ControlNET and Stable Diffusion: A Game Changer for AI Image Generation
New technology brings unprecedented levels of control to Stable Diffusion

ControlNet is revolutionary. With a new paper submitted last week, the boundaries of AI image and video creation have been pushed even further: It is now possible to use sketches, outlines, depth maps, or human poses to control diffusion models in ways that have not been possible before. Here’s how this is changing the game and bringing us closer to unlimited control of AI imagery and fully customized design:
Finally: In Control!
The revolutionary thing about ControlNET is its solution to the problem of spatial consistency. Whereas previously there was simply no efficient way to tell an AI model which parts of an input image to keep, ControlNet changes this by introducing a method to enable Stable Diffusion models to use additional input conditions that tell the model exactly what to do!
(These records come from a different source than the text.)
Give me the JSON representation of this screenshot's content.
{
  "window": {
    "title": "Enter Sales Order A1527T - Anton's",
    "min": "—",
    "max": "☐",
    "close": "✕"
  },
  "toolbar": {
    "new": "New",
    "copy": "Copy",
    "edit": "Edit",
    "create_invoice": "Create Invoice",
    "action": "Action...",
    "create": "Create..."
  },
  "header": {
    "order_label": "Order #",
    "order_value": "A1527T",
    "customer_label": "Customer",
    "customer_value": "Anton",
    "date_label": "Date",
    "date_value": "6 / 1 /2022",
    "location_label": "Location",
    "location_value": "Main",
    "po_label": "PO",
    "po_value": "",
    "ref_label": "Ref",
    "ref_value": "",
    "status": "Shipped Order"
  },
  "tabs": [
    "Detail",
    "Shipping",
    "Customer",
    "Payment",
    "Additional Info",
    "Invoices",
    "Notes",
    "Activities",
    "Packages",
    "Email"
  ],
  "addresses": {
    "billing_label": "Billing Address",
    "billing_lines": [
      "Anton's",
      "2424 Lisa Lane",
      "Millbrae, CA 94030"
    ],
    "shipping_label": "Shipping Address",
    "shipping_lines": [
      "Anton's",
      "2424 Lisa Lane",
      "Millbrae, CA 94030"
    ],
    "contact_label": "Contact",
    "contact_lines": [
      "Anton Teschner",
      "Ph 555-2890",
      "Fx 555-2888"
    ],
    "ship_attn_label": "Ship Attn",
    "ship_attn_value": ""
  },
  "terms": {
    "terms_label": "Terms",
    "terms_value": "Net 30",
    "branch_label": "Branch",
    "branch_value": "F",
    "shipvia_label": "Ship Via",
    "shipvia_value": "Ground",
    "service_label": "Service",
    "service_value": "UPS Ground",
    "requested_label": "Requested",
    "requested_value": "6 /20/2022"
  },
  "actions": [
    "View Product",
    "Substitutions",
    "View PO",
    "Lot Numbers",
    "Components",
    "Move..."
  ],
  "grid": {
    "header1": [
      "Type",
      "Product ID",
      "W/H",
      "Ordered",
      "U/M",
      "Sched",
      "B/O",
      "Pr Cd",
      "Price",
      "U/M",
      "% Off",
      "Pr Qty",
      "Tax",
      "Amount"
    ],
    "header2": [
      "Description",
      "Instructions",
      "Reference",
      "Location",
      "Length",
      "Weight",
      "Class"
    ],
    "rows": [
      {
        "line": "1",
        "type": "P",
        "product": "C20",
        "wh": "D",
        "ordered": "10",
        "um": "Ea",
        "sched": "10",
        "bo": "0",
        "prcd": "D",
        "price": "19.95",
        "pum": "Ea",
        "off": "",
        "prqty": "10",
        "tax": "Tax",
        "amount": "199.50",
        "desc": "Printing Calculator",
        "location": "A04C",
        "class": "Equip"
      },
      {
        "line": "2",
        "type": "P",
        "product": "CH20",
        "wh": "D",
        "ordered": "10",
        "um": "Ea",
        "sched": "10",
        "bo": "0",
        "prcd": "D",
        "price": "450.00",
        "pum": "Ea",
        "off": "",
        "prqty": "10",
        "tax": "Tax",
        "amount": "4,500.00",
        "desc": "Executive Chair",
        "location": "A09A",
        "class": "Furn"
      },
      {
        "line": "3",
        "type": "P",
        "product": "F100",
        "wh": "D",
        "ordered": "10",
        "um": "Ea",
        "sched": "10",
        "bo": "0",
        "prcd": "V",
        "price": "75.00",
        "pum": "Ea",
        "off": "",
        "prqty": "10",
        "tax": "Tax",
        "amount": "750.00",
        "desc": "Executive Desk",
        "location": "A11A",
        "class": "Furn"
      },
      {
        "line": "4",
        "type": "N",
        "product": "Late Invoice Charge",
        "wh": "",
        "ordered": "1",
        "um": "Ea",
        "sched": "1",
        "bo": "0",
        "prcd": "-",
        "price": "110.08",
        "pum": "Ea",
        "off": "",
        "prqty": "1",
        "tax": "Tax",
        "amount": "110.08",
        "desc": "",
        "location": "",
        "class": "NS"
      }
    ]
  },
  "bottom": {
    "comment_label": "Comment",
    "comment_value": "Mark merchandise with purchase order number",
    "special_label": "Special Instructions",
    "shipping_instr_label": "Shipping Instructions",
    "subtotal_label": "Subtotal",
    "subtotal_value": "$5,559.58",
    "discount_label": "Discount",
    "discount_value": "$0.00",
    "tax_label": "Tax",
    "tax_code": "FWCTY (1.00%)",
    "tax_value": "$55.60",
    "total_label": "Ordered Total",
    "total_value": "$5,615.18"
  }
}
Reddit user IWearSkin with an apt summary:

ControlNet Examples
To demonstrate ControlNet’s capabilities a bunch of pre-trained models has been released that showcase control over image-to-image generation based on different conditions, e.g. edge detection, depth information analysis, sketch processing, or human pose, etc.
For example, ControlNet’s Canny edge model uses an edge detection algorithm to derive a Canny edge image from a given input image (“Default”), and then uses both for further diffusion-based image generation:

In the same way, ControlNet’s HED model showcases control over an input image via HED boundary detection:

And here’s ControlNet’s pose detection model:

ControlNet’s Scribble model (casually enhances sketch-based diffusion as well):


ControlNET also works with the Stable Diffusion’s default masked diffusion. For example, the Canny Edge model can be used to control image manipulation with manual editing:

And these are just a few examples of the models presented in the original paper, which have already triggered the development of a new generation of toolkits for creators (interestingly, ControlNet casually got rid of “strange hands” already).
In addition, with spatial consistency solved, new advances in temporal consistency and AI cinema can be expected!